Even smokers sometimes prefer to keep smoke out of their homes.

“We’re finding that people who do smoke choose to smoke outside quickly and then go back into their home, or they choose an apartment with a balcony,” says Pei Pei Chan, general manager of Flats 130 at Constitution Square (130 M St. NE, 866-300-2916), whose phase-two building, currently nearing completion, will be smoking-free. According to Chan, renters won’t pay any kind of premium for an apartment in the nonsmoking building.

Banning smoking is good for property managers, too. It helps complexes save on maintenance and upkeep. When an apartment has been occupied by a smoker, it requires more work to get it back on the market than readying an apartment where a nonsmoker resided. The carpet usually needs to be replaced; smoke can also damage the paint, walls and cabinets.

“It’s much more costly from the standpoint of materials,” Murn says. “Then it also takes you longer to turn over that unit.”

Of course, while many applaud antismoking policies, not everyone is a fan.

“There still is a perception that you have a right to do what you want within your four walls,” says Angela Bradbery, co-founder of Smokefree DC, a citizen-based group that promotes smoke-free environments in the District. “But in apartments, you can’t do whatever you want. What you do affects the people around you. You can’t have band practice at three in the morning, and there’s a reason for that. So a nonsmoking policy just has to be explained in that light.”

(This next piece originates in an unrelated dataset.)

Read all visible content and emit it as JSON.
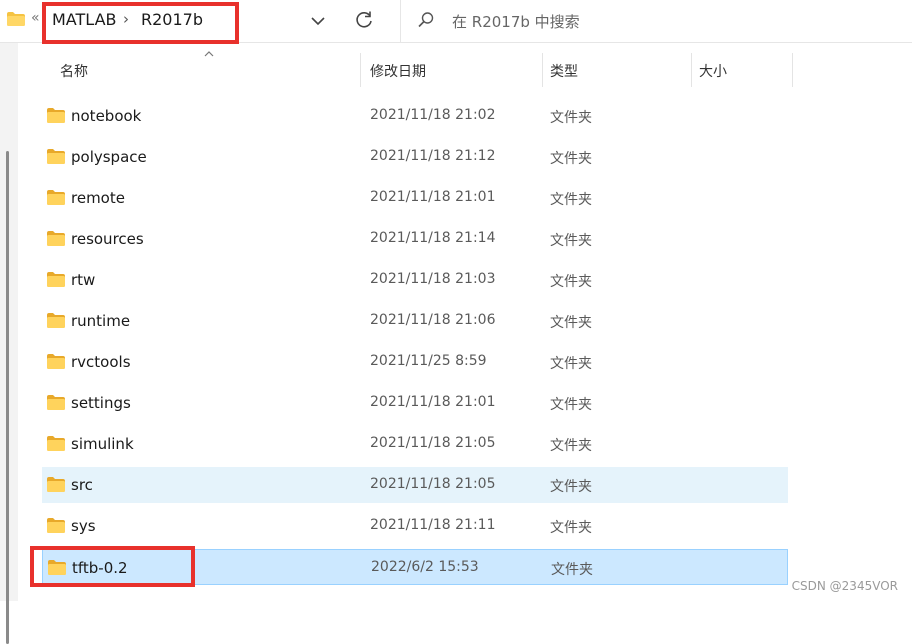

Based on the phone calls she gets from people fed up with secondhand smoke intrusion in their apartments, Bradbery thinks there are plenty of renters out there who’d love the chance to live in a nonsmoking apartment building.

“It’s one of those kinds of things for which there’s a lot of pent-up demand,” she says.

Sign of the Times

Changes in attitudes about smoking make it easier for buildings to ban it. According to the Centers for Disease Control and Prevention, the percentage of American adults who smoke decreased from 20.9 percent in 2005 to 19.3 percent in 2010. And according to the American Lung Association, the prevalence of smoking declined more than 50 percent between 1965 and 2009. “The younger generation has grown up with smoke-free bars and restaurants,” says Ed Murn of the Tower Companies. “They almost expect a building to be smoke-free.” B.L.